Non-entropic
I took an errands-walk this morning, mostly dealing with the logistics of the myriad bits of paper involved in graduate school applications (yes, even when submitting most of them on-line.) On my way from the Registrar’s to the post office, I crossed paths with one of my old professors.
That description is a bit of understatement. His was the first classroom I entered in my undergraduate career, first semester, first year, more than twelve years ago now. I hadn’t even seated myself when he had me pegged: “It’s [pjm], the only person in the entering class to have a high school named after him.” We discovered later that he was known for, among other things, memorizing the facebook for each incoming class, and not forgetting for years afterward. I had two more classes with him before graduating, so even now, there’s no chance of passing him on the street unrecognized.
He quizzed me briefly about what I was up to, (“What brings you to this spot, right now,”) noted another former student supposedly teaching in one of the departments I am applying to, then sent me on my way saying, “It’s good to see you, you never change.”

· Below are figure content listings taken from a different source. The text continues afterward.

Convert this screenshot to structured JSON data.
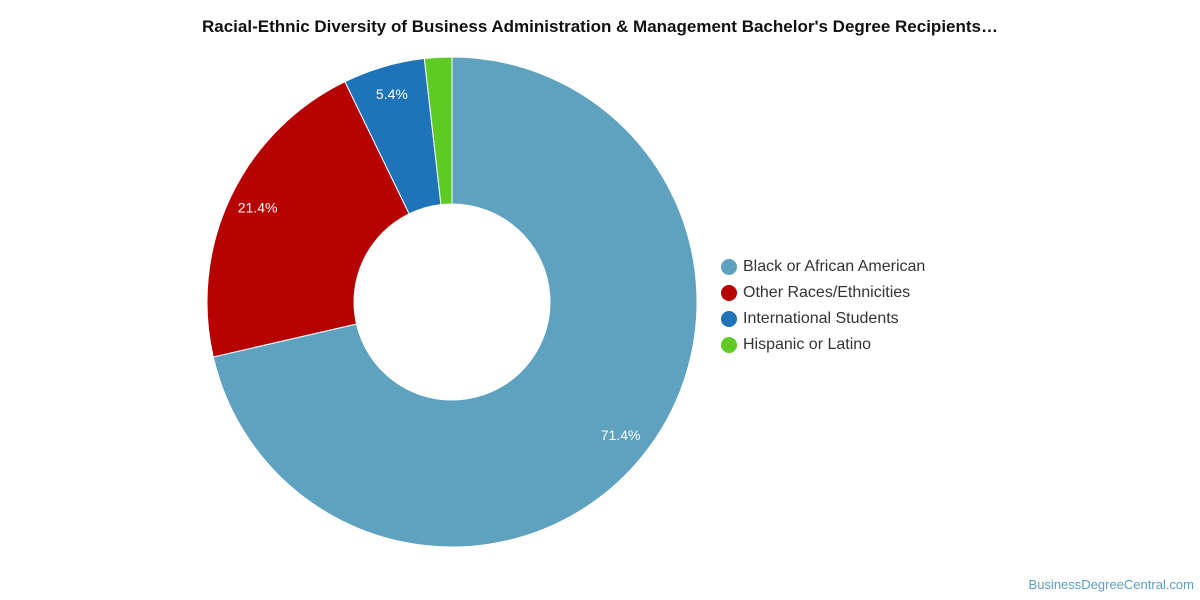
{
  "chart_data": {
    "type": "pie",
    "style": "donut",
    "title": "Racial-Ethnic Diversity of Business Administration & Management Bachelor's Degree Recipients…",
    "slices": [
      {
        "label": "Black or African American",
        "value": 71.4,
        "display": "71.4%",
        "color": "#5ea2bf"
      },
      {
        "label": "Other Races/Ethnicities",
        "value": 21.4,
        "display": "21.4%",
        "color": "#b70202"
      },
      {
        "label": "International Students",
        "value": 5.4,
        "display": "5.4%",
        "color": "#1f73b8"
      },
      {
        "label": "Hispanic or Latino",
        "value": 1.8,
        "display": "",
        "color": "#5dcb24"
      }
    ],
    "legend_position": "right"
  },
  "footer": {
    "credit": "BusinessDegreeCentral.com"
  }
}
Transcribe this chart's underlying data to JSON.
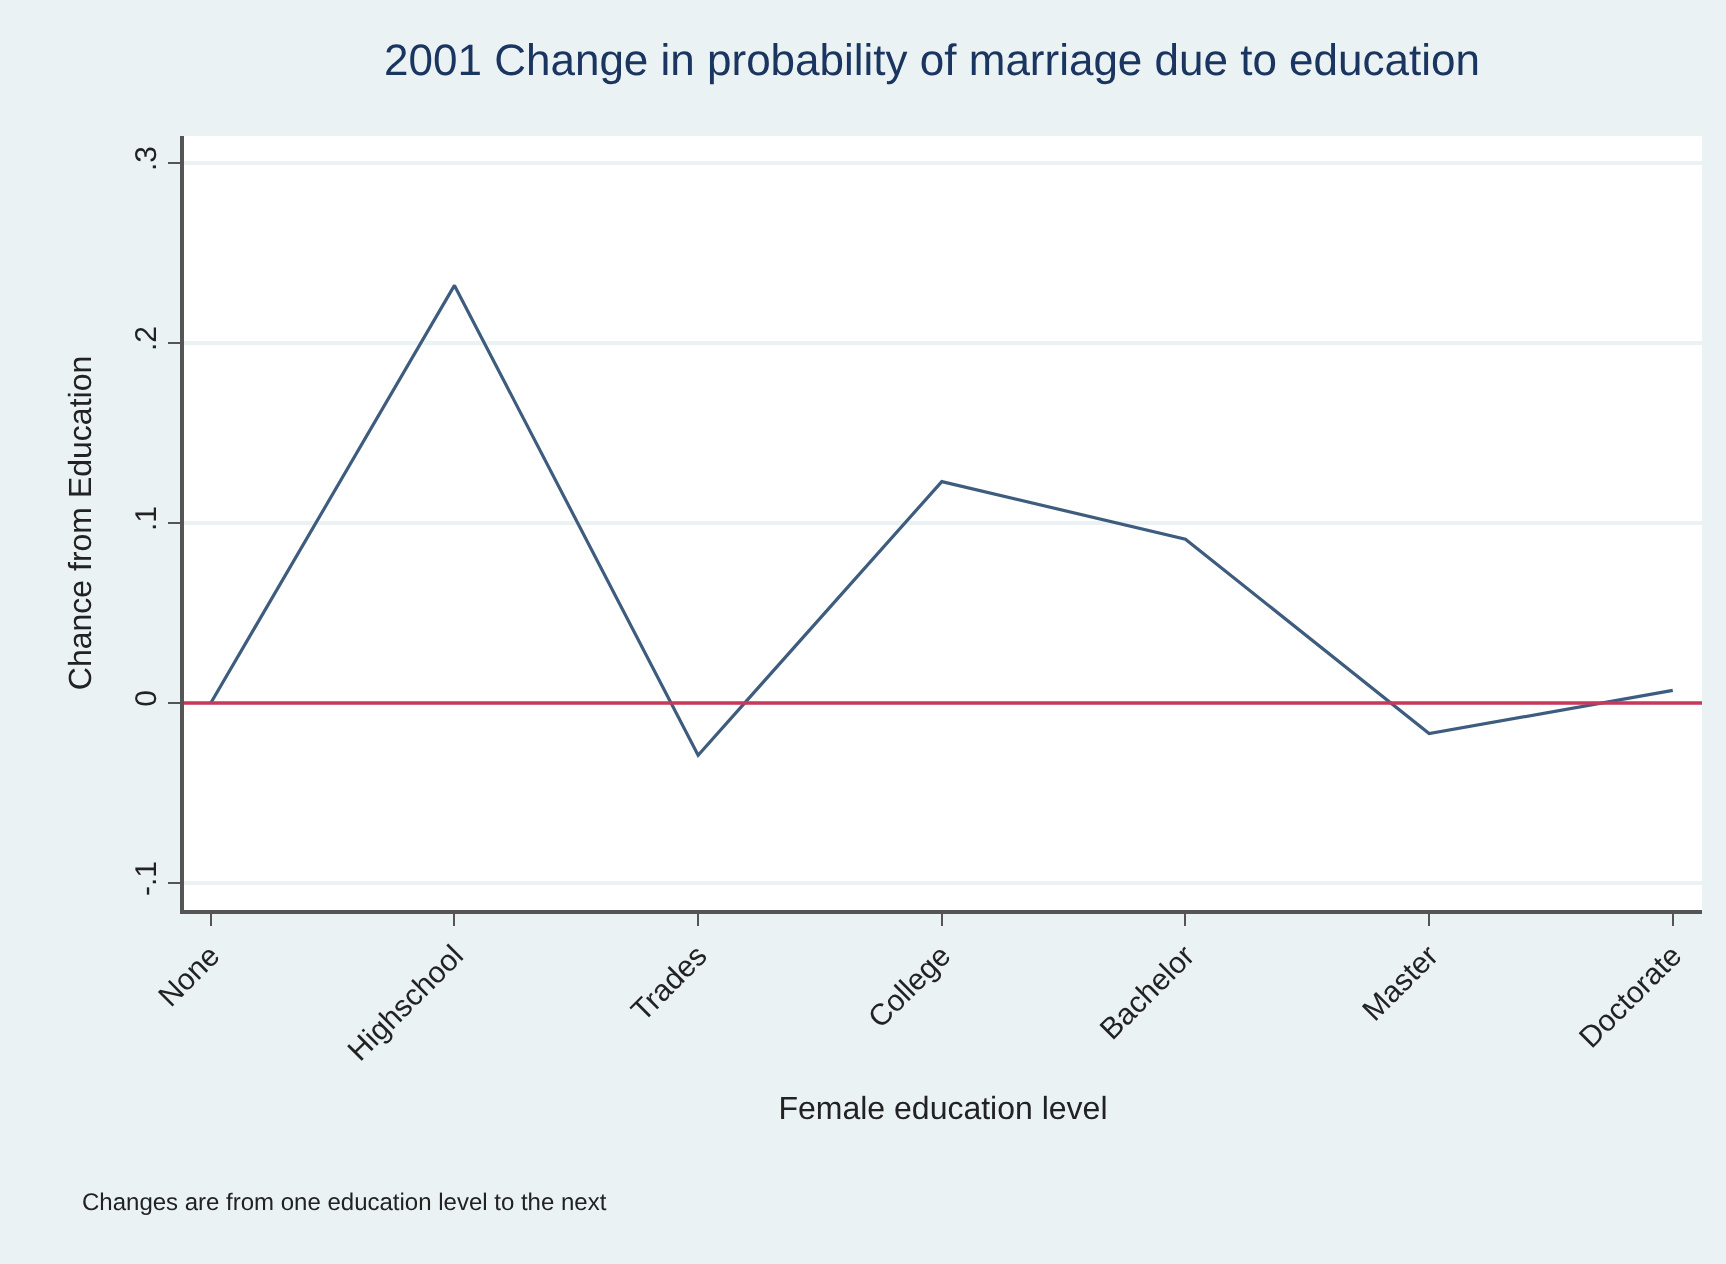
{
  "chart_data": {
    "type": "line",
    "title": "2001 Change in probability of marriage due to education",
    "xlabel": "Female education level",
    "ylabel": "Chance from Education",
    "categories": [
      "None",
      "Highschool",
      "Trades",
      "College",
      "Bachelor",
      "Master",
      "Doctorate"
    ],
    "series": [
      {
        "color": "#3e5c7e",
        "values": [
          0,
          0.232,
          -0.029,
          0.123,
          0.091,
          -0.017,
          0.007
        ]
      }
    ],
    "ylim": [
      -0.115,
      0.315
    ],
    "yticks": [
      {
        "value": -0.1,
        "label": "-.1"
      },
      0,
      {
        "value": 0.1,
        "label": ".1"
      },
      {
        "value": 0.2,
        "label": ".2"
      },
      {
        "value": 0.3,
        "label": ".3"
      }
    ],
    "ref_lines": [
      {
        "axis": "y",
        "value": 0,
        "color": "#c8385a"
      }
    ],
    "annotations": [
      "Changes are from one education level to the next"
    ],
    "grid": "y",
    "marker": "none",
    "line_style": "solid"
  }
}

That puzzled me most of the way to the post office. It’s entirely likely that he was talking about my physical appearance, since I could still pass for an undergraduate if I wanted to, despite my advanced age. Beyond that, I wonder what he sees that I don’t.
Now Playing: Not The Same from Where You Been by Dinosaur Jr
Comments
it’s always strange when someone you haven’t seen in ages makes a general statement about you. on one hand, you can tell him to shove it (in your head, of course) because he doesn’t really know you so how would he know if you’ve changed or not? on the other hand, maybe because he doesn’t really know you nor does he see you every day, a deep statement as such has some truth to it. or maybe he’s just into shock factor, like remembering people’s names and faces years afterwards. maybe it’s just his shtick.
do you feel like you’ve changed? can you look down that path of your life, that brought you to right here and now, and see a change? i bet you can. so there you go.